Un système de distribution de l’eau jugé obsolète
L’un des problèmes majeurs soulevés par les planteurs est la distribution inéquitable de l’eau. Actuellement, l’agriculture arrive en troisième position en termes de priorité, alors qu’elle constitue un pilier fondamental de l’économie locale et de la sécurité alimentaire. De plus, des pertes massives d’eau potable, évaluées à 62 % en raison de fuites dans le réseau, aggravent encore la situation.

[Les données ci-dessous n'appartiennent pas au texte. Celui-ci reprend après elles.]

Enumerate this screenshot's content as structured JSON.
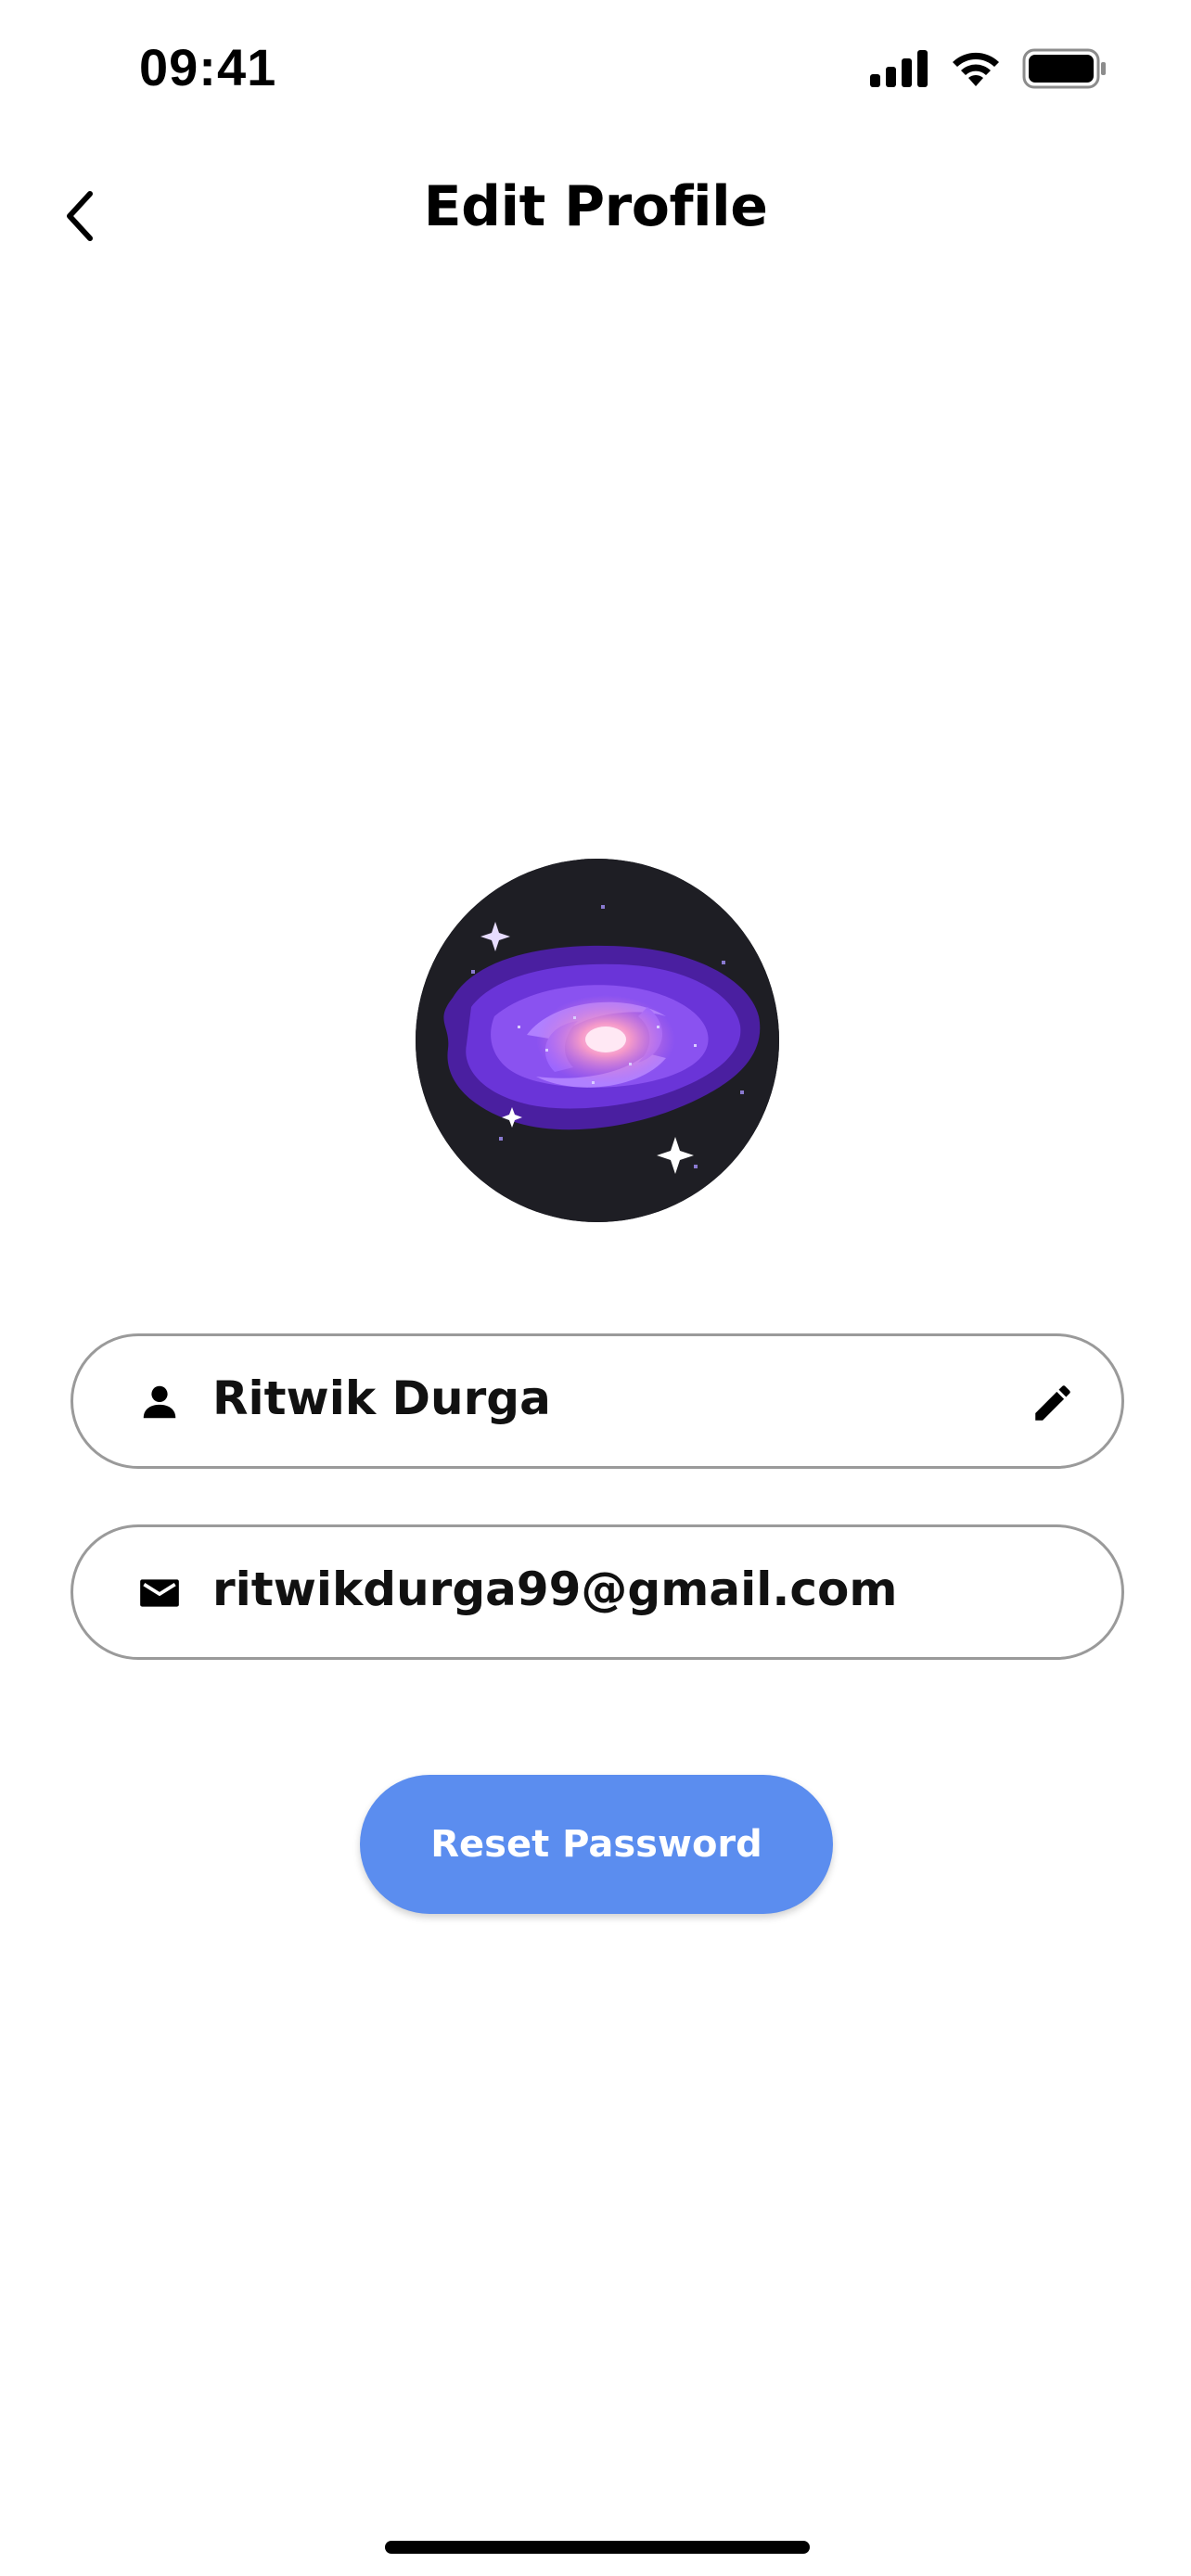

Krit Beeharry insiste sur la nécessité de revoir les priorités : « Les régulations sur la distribution de l’eau sont outdated à Maurice, il faut revoir complètement le système. Nous devons déterminer quels secteurs doivent être prioritaires. Aujourd’hui, certains hôtels et villas ont leurs piscines remplies, alors que nos plantations manquent cruellement d’eau. Cela ne peut plus continuer ainsi. » Les planteurs estiment également qu’il est urgent de revoir l’allocation de l’eau en fonction du taux d’évaporation, qui varie selon les régions. « Dans le nord, le taux d’évaporation atteint jusqu’à 10 mm par mètre carré, alors qu’il est de 6 mm dans des zones plus propices à l’irrigation comme le Plateau central ou le sud. Nous devons irriguer là où l’évaporation est moindre », souligne-t-il.

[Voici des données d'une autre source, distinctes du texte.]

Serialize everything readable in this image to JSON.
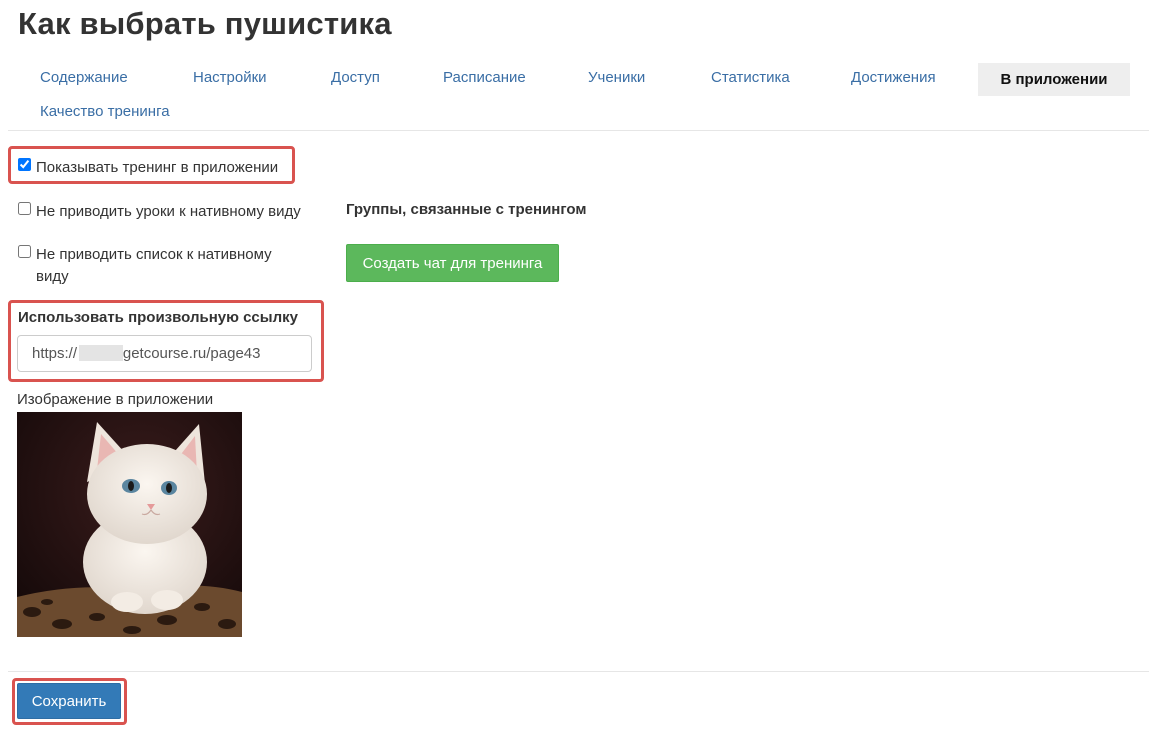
{
  "page": {
    "title": "Как выбрать пушистика"
  },
  "tabs": [
    {
      "label": "Содержание"
    },
    {
      "label": "Настройки"
    },
    {
      "label": "Доступ"
    },
    {
      "label": "Расписание"
    },
    {
      "label": "Ученики"
    },
    {
      "label": "Статистика"
    },
    {
      "label": "Достижения"
    },
    {
      "label": "В приложении",
      "active": true
    },
    {
      "label": "Качество тренинга"
    }
  ],
  "settings": {
    "show_in_app": {
      "label": "Показывать тренинг в приложении",
      "checked": true
    },
    "native_lessons": {
      "label": "Не приводить уроки к нативному виду",
      "checked": false
    },
    "native_list": {
      "label": "Не приводить список к нативному виду",
      "checked": false
    },
    "custom_link": {
      "label": "Использовать произвольную ссылку",
      "value": "https://          .getcourse.ru/page43"
    },
    "app_image": {
      "label": "Изображение в приложении",
      "alt": "kitten-photo"
    }
  },
  "groups": {
    "label": "Группы, связанные с тренингом",
    "create_chat_button": "Создать чат для тренинга"
  },
  "footer": {
    "save_button": "Сохранить"
  },
  "colors": {
    "link": "#3a6ea5",
    "highlight": "#d9534f",
    "success": "#5cb85c",
    "primary": "#337ab7"
  }
}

Vers une gestion plus durable de l’eau
Face à ces défis, les agriculteurs demandent une réforme de la politique de gestion de l’eau. Le nouveau gouvernement a affiché une volonté claire d’aborder cette question en priorité. Il a déjà répondu favorablement concernant des consultations avec les parties prenantes. Parmi les pistes pouvant être envisagées figurent l’optimisation de l’irrigation, la modernisation du réseau de distribution et l’exploration de solutions innovantes comme la désalinisation de l’eau de mer. L’Espagne, par exemple, irrigue ses serres avec de l’eau désalinisée. Cette technologie pourrait être envisagée à Maurice pour soutenir l’agriculture tout en préservant les réserves d’eau douce. « Nous devons envisager des solutions modernes. Si d’autres pays arrivent à gérer leur agriculture avec des technologies avancées, pourquoi pas nous ? », interroge Krit Beeharry. Une meilleure répartition des ressources entre les besoins domestiques, touristiques et agricoles est également essentielle pour assurer la résilience du pays face aux changements climatiques.
Des interlocuteurs à l’écoute
En raison de la sécheresse, certains planteurs seraient contraints de recourir à des solutions coûteuses et parfois illégales, telles que l’achat d’eau acheminée par camion. « Il faut que tout le monde à savoir les institutions, les ministères, le gouvernement, s’assoit et discute pour trouver une solution car certains se retrouvent à recourir à des solutions illégales comme acheter de l’eau et la faire venir par camion, surtout dans la culture hydroponique, qui fournit 90% de la production de pommes d’amour. Il faut revoir la loi, se montrer plus flexible et revoir les priorités », alerte Krit Beeharry.
Toutefois, il y a lieu d’espérer. Le nouveau gouvernement, conscient de l’ampleur du problème, prend des initiatives concrètes pour transformer la gestion de l’eau à Maurice. « Nous avons enfin des interlocuteurs à l’écoute. Il est temps d’agir de manière concertée pour assurer un avenir stable à l’agriculture locale », conclut le porte-parole de l’Association des Planteurs de l’île. La volonté politique et les mesures mises en place pourraient enfin apporter des solutions durables pour garantir la sécurité alimentaire du pays et préserver un secteur déjà mis à rude épreuve par le changement climatique.